Fresh Interpretations: Manassas Marker Updates

August has been “Second Manassas” month for me.  I’ve tallied all my hikes and find I’ve walked, over the span of five visits, the distance of a day’s march for Jackson’s “Foot Cavalry.”  But Manassas is a “local” battlefield for me, just over a half-hour drive from my front porch.  So I am rather familiar with the fields.  This month has been more an effort of “re-acquainting” and contemplation of events 150 years ago.

One difference that I have seen with the battlefield – a positive change – is the gradual refresh of the wayside markers.  For the most part, these updates are simply an upgrade from the somewhat dated “Manila folder” style markers:

Manassas 4 May 08 151

To waysides with different color themes and sharper graphics:

Manassas 4 Aug 12 094

In some cases, as with the “Shooting Gallery” interpreting the massed Confederate batteries on August 30, 1862, the markers were relocated to more accurate locations.  When the original marker was placed, trees obscured the view of the Deep Cut.  So I figure this relocation is not so much a re-interpretation of the event, but an adjustment based on the new view-shed after the tree-clearing.

Yet, in other cases, the new markers are greatly needed improvements to the interpretive exhibits.  Consider this old marker that once stood at Battery Heights:

Manassas 054

This overview marker had its place, and its day.  But the new Brawner Farm Interpretive center, now providing a wealth of resources for visitors, this marker was superfluous.  Those taking a tour of Second Manassas would start at that facility not at Battery Heights, as was done under the older tour route.  So that opened interpretive space for a marker focused on the actions at Battery Heights:

Manassas 11 Aug 12 041

Although I would point out the marker discusses the actions of Captain Joseph Campbell’s Battery B, 4th U.S. Artillery on August 28, 1862, but…. the guns at that location depict the Confederate guns of Captain William Chapman’s Dixie Artillery that fired on the Deep Cut during the repulse of Porter’s attack of August 30.

Manassas 11 Aug 12 043

Well, on a battlefield like Second Manassas, you can’t interpret everything!

And maybe that is the point here.  There are places, on other battlefields, where the site is far over-interpreted.  And I say that as a “marker hunter”, mind you.  Manassas National Battlefield Park’s changes have been modest and respectful, in my opinion.  Good updates where needed.  Graphic technologies have long surpassed the “Manila folder” markers.
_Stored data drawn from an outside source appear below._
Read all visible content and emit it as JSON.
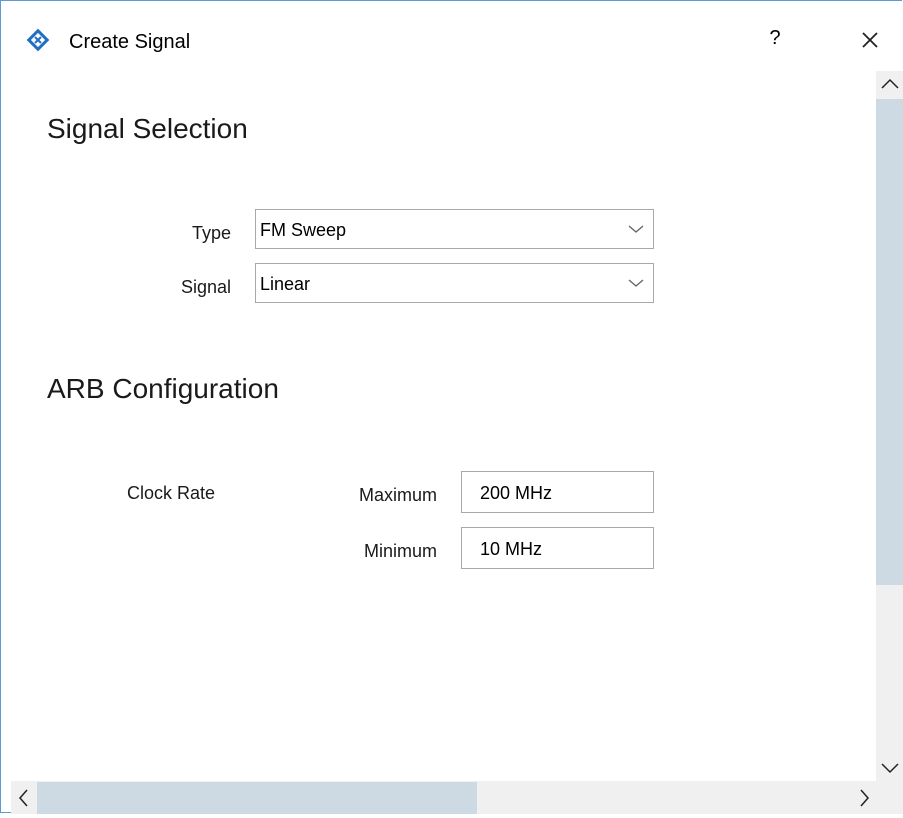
{
  "window": {
    "title": "Create Signal",
    "help_label": "?",
    "colors": {
      "border": "#5b9bd5",
      "scroll_thumb": "#cdd9e3",
      "brand": "#1f6fc4"
    }
  },
  "signal_selection": {
    "heading": "Signal Selection",
    "type_label": "Type",
    "type_value": "FM Sweep",
    "signal_label": "Signal",
    "signal_value": "Linear"
  },
  "arb_configuration": {
    "heading": "ARB Configuration",
    "clock_rate_label": "Clock Rate",
    "maximum_label": "Maximum",
    "maximum_value": "200 MHz",
    "minimum_label": "Minimum",
    "minimum_value": "10 MHz"
  },
  "icons": {
    "app": "rohde-schwarz-diamond-icon",
    "close": "close-icon",
    "dropdown": "chevron-down-icon",
    "scroll_up": "chevron-up-icon",
    "scroll_down": "chevron-down-icon",
    "scroll_left": "chevron-left-icon",
    "scroll_right": "chevron-right-icon"
  }
}
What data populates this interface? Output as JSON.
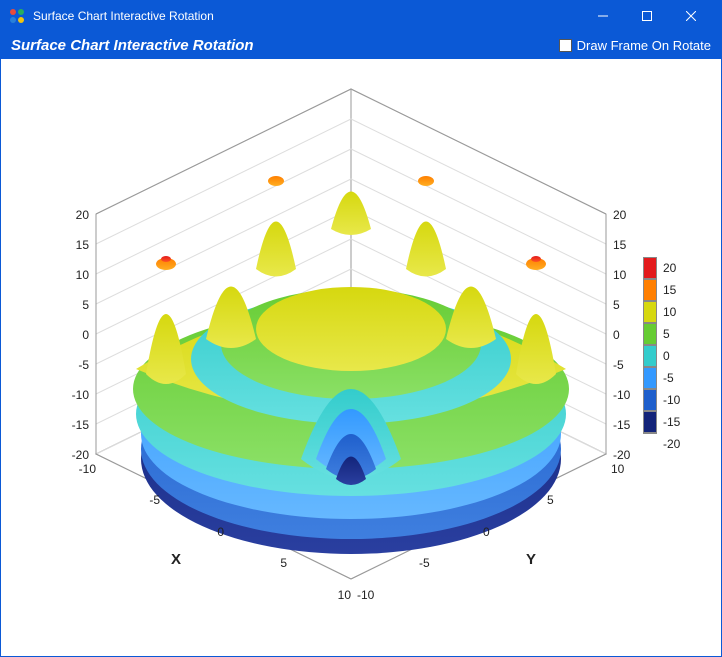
{
  "window": {
    "title": "Surface Chart Interactive Rotation"
  },
  "toolbar": {
    "title": "Surface Chart Interactive Rotation",
    "checkbox_label": "Draw Frame On Rotate",
    "checkbox_checked": false
  },
  "chart_data": {
    "type": "surface3d",
    "function": "z = f(x, y) — oscillating radial surface with multiple peaks and troughs",
    "x_range": [
      -10,
      10
    ],
    "y_range": [
      -10,
      10
    ],
    "z_range": [
      -20,
      20
    ],
    "x_label": "X",
    "y_label": "Y",
    "z_label": "",
    "x_ticks": [
      -10,
      -5,
      0,
      5,
      10
    ],
    "y_ticks": [
      -10,
      -5,
      0,
      5,
      10
    ],
    "z_ticks": [
      -20,
      -15,
      -10,
      -5,
      0,
      5,
      10,
      15,
      20
    ],
    "color_scale": {
      "type": "banded",
      "bands": [
        {
          "from": 15,
          "to": 20,
          "color": "#e31a1c"
        },
        {
          "from": 10,
          "to": 15,
          "color": "#ff7f00"
        },
        {
          "from": 5,
          "to": 10,
          "color": "#d6d80f"
        },
        {
          "from": 0,
          "to": 5,
          "color": "#66cc33"
        },
        {
          "from": -5,
          "to": 0,
          "color": "#33cccc"
        },
        {
          "from": -10,
          "to": -5,
          "color": "#3399ff"
        },
        {
          "from": -15,
          "to": -10,
          "color": "#1f5fcc"
        },
        {
          "from": -20,
          "to": -15,
          "color": "#13247a"
        }
      ],
      "legend_ticks": [
        20,
        15,
        10,
        5,
        0,
        -5,
        -10,
        -15,
        -20
      ]
    },
    "view": {
      "rotation_interactive": true
    }
  },
  "axis": {
    "x": {
      "label": "X",
      "t_m10": "-10",
      "t_m5": "-5",
      "t_0": "0",
      "t_5": "5",
      "t_10": "10"
    },
    "y": {
      "label": "Y",
      "t_m10": "-10",
      "t_m5": "-5",
      "t_0": "0",
      "t_5": "5",
      "t_10": "10"
    },
    "zl": {
      "t_m20": "-20",
      "t_m15": "-15",
      "t_m10": "-10",
      "t_m5": "-5",
      "t_0": "0",
      "t_5": "5",
      "t_10": "10",
      "t_15": "15",
      "t_20": "20"
    },
    "zr": {
      "t_m20": "-20",
      "t_m15": "-15",
      "t_m10": "-10",
      "t_m5": "-5",
      "t_0": "0",
      "t_5": "5",
      "t_10": "10",
      "t_15": "15",
      "t_20": "20"
    }
  },
  "legend": {
    "t20": "20",
    "t15": "15",
    "t10": "10",
    "t5": "5",
    "t0": "0",
    "tm5": "-5",
    "tm10": "-10",
    "tm15": "-15",
    "tm20": "-20"
  }
}
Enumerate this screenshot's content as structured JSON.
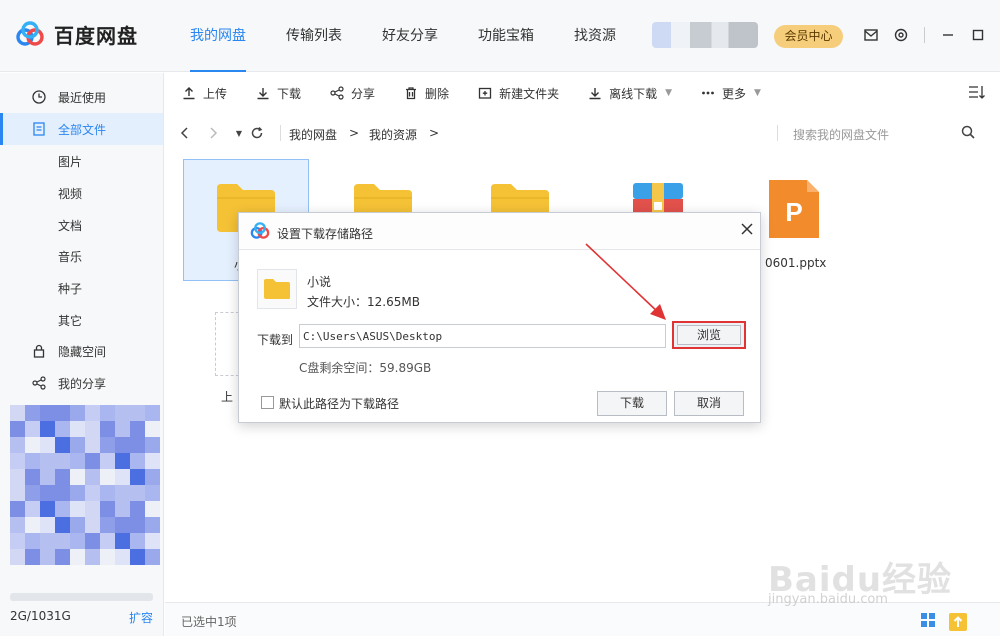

Contemplating the continued march of technology – perhaps these are the last “refreshes” of the physical markers we will see?  New technologies are rapidly eclipsing these waysides:

Manassas 1 Sept 12 024

That’s from the Civil War Trust’s new Second Manassas Battle App.  How soon till a smart phone is required gear for a battlefield stomper?

Published by Craig Swain

"Historical marker hunter" and Civil War enthusiast.

One thought on “Fresh Interpretations: Manassas Marker Updates

  1. I have long thought that the MNBP markers were in need of an upgrade (not so much in content as in graphics and mapping) so it’s been interesting to see the final product. I’m not a fan of too much marker “clutter” either – do you know if they are finished with the installations or are more still on the way?

    On another note, I had noticed that we had been at MNBP on the same day photographing the same markers! – so it was great to finally run into you today after all these years.